Il revient au juge administratif de s’assurer que les obligations de se présenter périodiquement aux services de police ou aux unités de gendarmerie, susceptibles d’être imparties par l’autorité administrative sur le fondement de ces dispositions, sont adaptées, nécessaires et proportionnées aux finalités qu’elles poursuivent.

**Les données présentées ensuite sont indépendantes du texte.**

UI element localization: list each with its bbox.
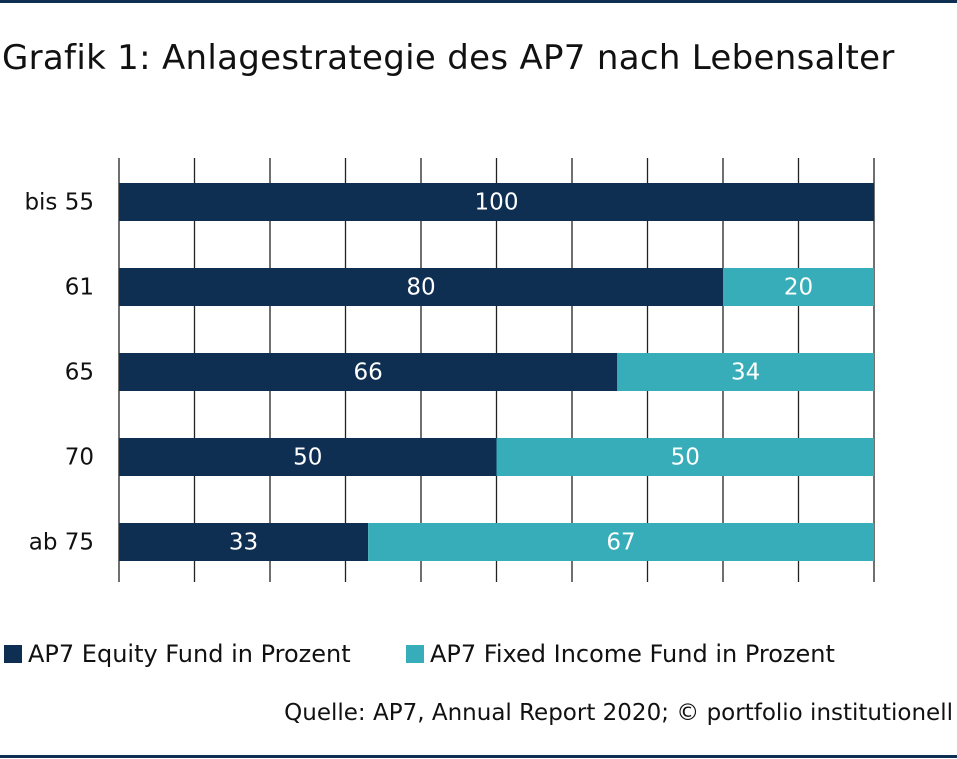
data-label: 50 [671,445,700,471]
category-label: 65 [65,360,94,386]
legend-label-equity: AP7 Equity Fund in Prozent [28,640,351,668]
bar-segment [119,438,497,476]
bar-segment [119,353,618,391]
data-label: 67 [606,530,635,556]
legend-label-fixed-income: AP7 Fixed Income Fund in Prozent [430,640,835,668]
chart-title: Grafik 1: Anlagestrategie des AP7 nach L… [2,38,895,78]
data-label: 66 [354,360,383,386]
category-label: bis 55 [24,190,94,216]
source-note: Quelle: AP7, Annual Report 2020; © portf… [284,700,953,726]
bar-chart: bis 55 100 61 80 20 65 66 34 70 50 50 ab 75 33 67 [24,158,875,582]
data-label: 50 [293,445,322,471]
bar-segment [496,438,874,476]
bar-segment [119,268,723,306]
data-label: 20 [784,275,813,301]
top-rule [0,0,957,3]
legend-item-fixed-income: AP7 Fixed Income Fund in Prozent [406,640,835,668]
category-label: 70 [65,445,94,471]
bar-segment [119,523,369,561]
category-label: 61 [65,275,94,301]
bar-segment [119,183,874,221]
category-label: ab 75 [29,530,94,556]
bar-segment [617,353,874,391]
legend-swatch-fixed-income [406,645,424,663]
data-label: 80 [406,275,435,301]
legend-swatch-equity [4,645,22,663]
bar-segment [368,523,874,561]
bar-segment [723,268,874,306]
legend-item-equity: AP7 Equity Fund in Prozent [4,640,351,668]
data-label: 34 [731,360,760,386]
data-label: 33 [229,530,258,556]
bottom-rule [0,755,957,758]
data-label: 100 [475,190,519,216]
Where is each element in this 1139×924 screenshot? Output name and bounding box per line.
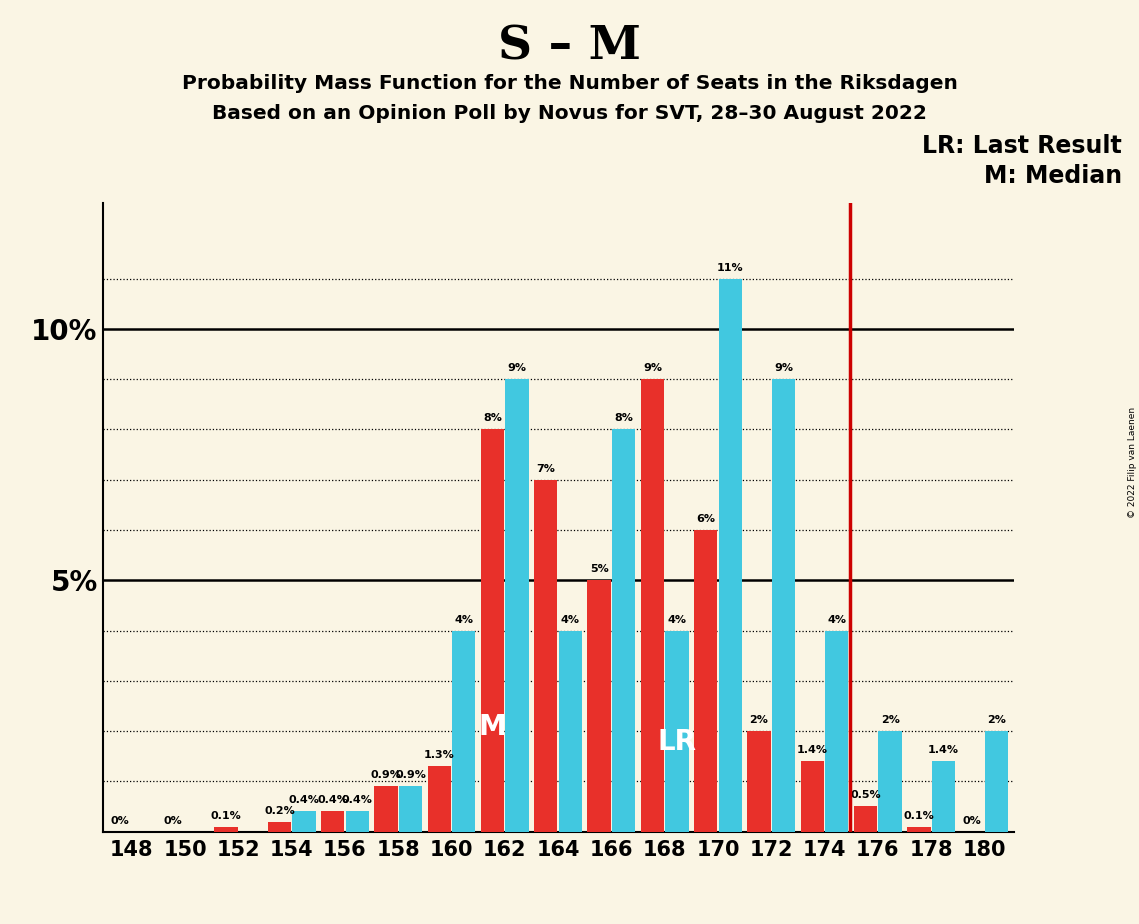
Bar xyxy=(612,430,636,832)
Text: 0%: 0% xyxy=(962,816,982,825)
Text: 0.5%: 0.5% xyxy=(850,790,880,800)
Bar xyxy=(427,766,451,832)
Text: 4%: 4% xyxy=(560,614,580,625)
Bar xyxy=(908,827,931,832)
Text: 0.1%: 0.1% xyxy=(211,810,241,821)
Text: 0.2%: 0.2% xyxy=(264,806,295,816)
Text: Based on an Opinion Poll by Novus for SVT, 28–30 August 2022: Based on an Opinion Poll by Novus for SV… xyxy=(212,104,927,124)
Bar xyxy=(588,580,611,832)
Bar xyxy=(559,630,582,832)
Text: 8%: 8% xyxy=(614,413,633,423)
Text: 0.9%: 0.9% xyxy=(395,771,426,781)
Text: 11%: 11% xyxy=(716,262,744,273)
Text: M: M xyxy=(478,713,507,741)
Text: 9%: 9% xyxy=(775,363,793,373)
Bar xyxy=(985,731,1008,832)
Text: 2%: 2% xyxy=(749,715,769,725)
Bar xyxy=(481,430,505,832)
Text: 8%: 8% xyxy=(483,413,502,423)
Bar xyxy=(854,807,877,832)
Bar xyxy=(694,530,718,832)
Bar xyxy=(932,761,954,832)
Text: M: Median: M: Median xyxy=(984,164,1122,188)
Text: 2%: 2% xyxy=(988,715,1006,725)
Text: 0.4%: 0.4% xyxy=(318,796,349,806)
Bar xyxy=(747,731,771,832)
Bar xyxy=(719,279,741,832)
Text: 1.3%: 1.3% xyxy=(424,750,454,760)
Text: 4%: 4% xyxy=(454,614,474,625)
Text: 0.4%: 0.4% xyxy=(288,796,319,806)
Text: 0.4%: 0.4% xyxy=(342,796,372,806)
Bar xyxy=(375,786,398,832)
Text: 1.4%: 1.4% xyxy=(797,745,828,755)
Text: S – M: S – M xyxy=(498,23,641,69)
Text: 4%: 4% xyxy=(827,614,846,625)
Text: 0%: 0% xyxy=(164,816,182,825)
Text: 7%: 7% xyxy=(536,464,556,474)
Bar xyxy=(399,786,423,832)
Text: 4%: 4% xyxy=(667,614,687,625)
Text: LR: LR xyxy=(657,728,696,756)
Bar xyxy=(452,630,475,832)
Text: 5%: 5% xyxy=(590,565,608,574)
Text: LR: Last Result: LR: Last Result xyxy=(923,134,1122,158)
Bar xyxy=(772,379,795,832)
Text: © 2022 Filip van Laenen: © 2022 Filip van Laenen xyxy=(1128,407,1137,517)
Text: 0.1%: 0.1% xyxy=(903,810,934,821)
Text: 9%: 9% xyxy=(642,363,662,373)
Text: 0%: 0% xyxy=(110,816,129,825)
Text: Probability Mass Function for the Number of Seats in the Riksdagen: Probability Mass Function for the Number… xyxy=(181,74,958,93)
Bar xyxy=(641,379,664,832)
Text: 0.9%: 0.9% xyxy=(370,771,401,781)
Bar xyxy=(214,827,238,832)
Bar xyxy=(665,630,689,832)
Bar xyxy=(268,821,292,832)
Bar xyxy=(534,480,557,832)
Bar xyxy=(321,811,344,832)
Text: 2%: 2% xyxy=(880,715,900,725)
Text: 6%: 6% xyxy=(696,514,715,524)
Bar xyxy=(345,811,369,832)
Bar xyxy=(293,811,316,832)
Bar xyxy=(878,731,902,832)
Bar xyxy=(825,630,849,832)
Text: 9%: 9% xyxy=(508,363,526,373)
Bar xyxy=(506,379,528,832)
Text: 1.4%: 1.4% xyxy=(928,745,959,755)
Bar xyxy=(801,761,823,832)
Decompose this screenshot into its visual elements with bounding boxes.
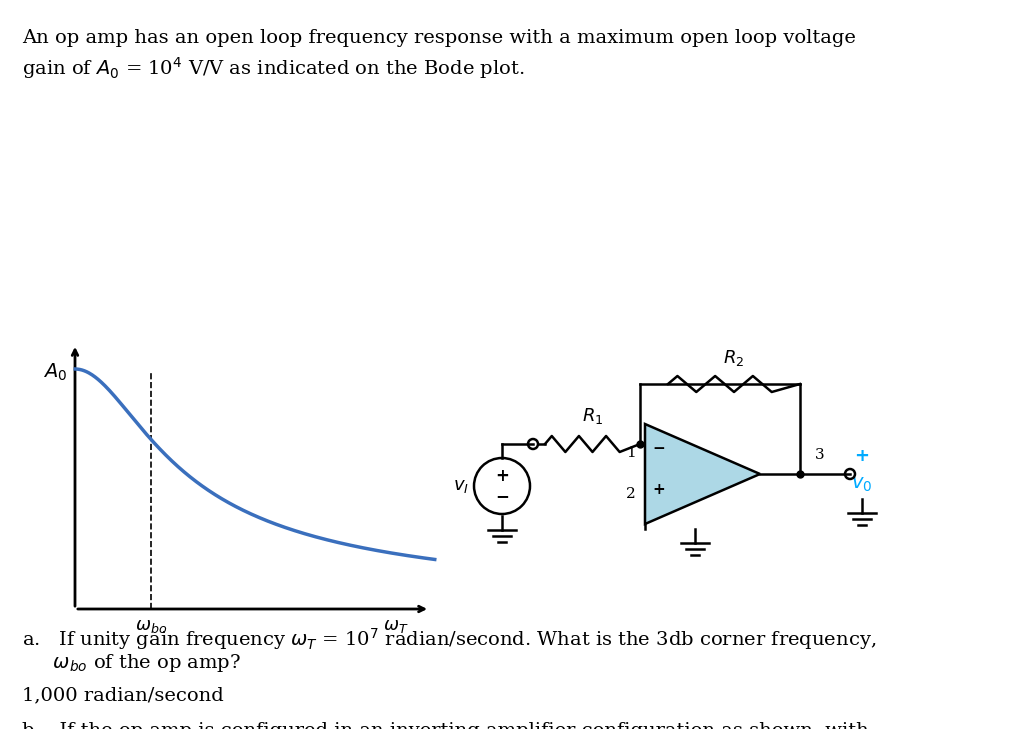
Text: a.   If unity gain frequency $\omega_T$ = 10$^7$ radian/second. What is the 3db : a. If unity gain frequency $\omega_T$ = … (22, 626, 877, 652)
Text: 3: 3 (815, 448, 824, 462)
Text: $\mathit{R_2}$: $\mathit{R_2}$ (723, 348, 744, 368)
Text: $\mathit{v_0}$: $\mathit{v_0}$ (851, 476, 872, 494)
Text: $\omega_T$: $\omega_T$ (383, 617, 409, 635)
Polygon shape (645, 424, 760, 524)
Text: +: + (652, 483, 666, 497)
Text: +: + (495, 467, 509, 485)
Text: 1: 1 (626, 446, 636, 460)
Text: An op amp has an open loop frequency response with a maximum open loop voltage: An op amp has an open loop frequency res… (22, 29, 856, 47)
Text: $\omega_{bo}$ of the op amp?: $\omega_{bo}$ of the op amp? (22, 652, 241, 674)
Text: 1,000 radian/second: 1,000 radian/second (22, 686, 224, 704)
Text: $\omega_{bo}$: $\omega_{bo}$ (135, 617, 167, 635)
Text: −: − (495, 487, 509, 505)
Text: 2: 2 (626, 487, 636, 501)
Text: $\mathit{R_1}$: $\mathit{R_1}$ (582, 406, 603, 426)
Text: $\mathit{v_I}$: $\mathit{v_I}$ (453, 477, 469, 495)
Text: +: + (854, 447, 869, 465)
Text: b.   If the op amp is configured in an inverting amplifier configuration as show: b. If the op amp is configured in an inv… (22, 722, 868, 729)
Text: $\mathit{A_0}$: $\mathit{A_0}$ (43, 362, 67, 383)
Text: −: − (652, 440, 666, 456)
Text: gain of $\mathit{A_0}$ = 10$^4$ V/V as indicated on the Bode plot.: gain of $\mathit{A_0}$ = 10$^4$ V/V as i… (22, 55, 524, 81)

Par l’arrêté attaqué, le préfet de la Loire a obligé M. A… à se présenter tous les lundis, mercredis et vendredis à 10 heures, y compris les jours fériés, au commissariat de police de Saint-Etienne (42) pour faire constater qu’il respecte l’assignation à résidence dont il fait l’objet. Si M. A… fait valoir qu’il occupe un emploi salarié dans le secteur du BTP nécessitant qu’il se rende sur des chantiers en dehors du département de la Loire, alors, au demeurant, qu’il est en situation irrégulière et n’a entrepris aucune démarche pour se voir délivrer un titre de séjour autre que solliciter une autorisation de travail, tel qu’indiqué par son conseil à l’audience, il n’établit pas, par les éléments produits, notamment une attestation de son employeur et un courriel de l’inspection du travail, que son employeur ne serait pas en mesure d’aménager ses conditions de travail afin qu’elles soient compatibles avec ses obligations de pointage et le périmètre de l’assignation à résidence, durant le temps nécessaire à la mise à exécution de la décision relative à son éloignement. Dans ces conditions, la mesure d’assignation à résidence, qui est nécessaire à l’exécution de l’obligation de quitter le territoire français, est justifiée dans son principe et n’impose pas au requérant des contraintes disproportionnées. Par suite, le moyen tiré de l’erreur d’appréciation doit être écarté.
Il résulte de l’ensemble de ce qui précède que les conclusions à fin d’annulation présentées par M. A… doivent être rejetées, ainsi que, par voie de conséquence, celles relatives aux frais de l’instance.
D E C I D E :
Article 1er : La requête de M. A… est rejetée.
Article 2 : Le présent jugement sera notifié à M. B… A… et à la préfète de la Loire.
Rendu public par mise à disposition au greffe le 20 février 2026.
La magistrate désignée,
C. C…
La greffière,
L. Bon-Mardion
La République mande et ordonne à la préfète de la Loire en ce qui la concerne ou à tous commissaires de justice à ce requis en ce qui concerne les voies de droit commun, contre les parties privées, de pourvoir à l’exécution de la présente décision.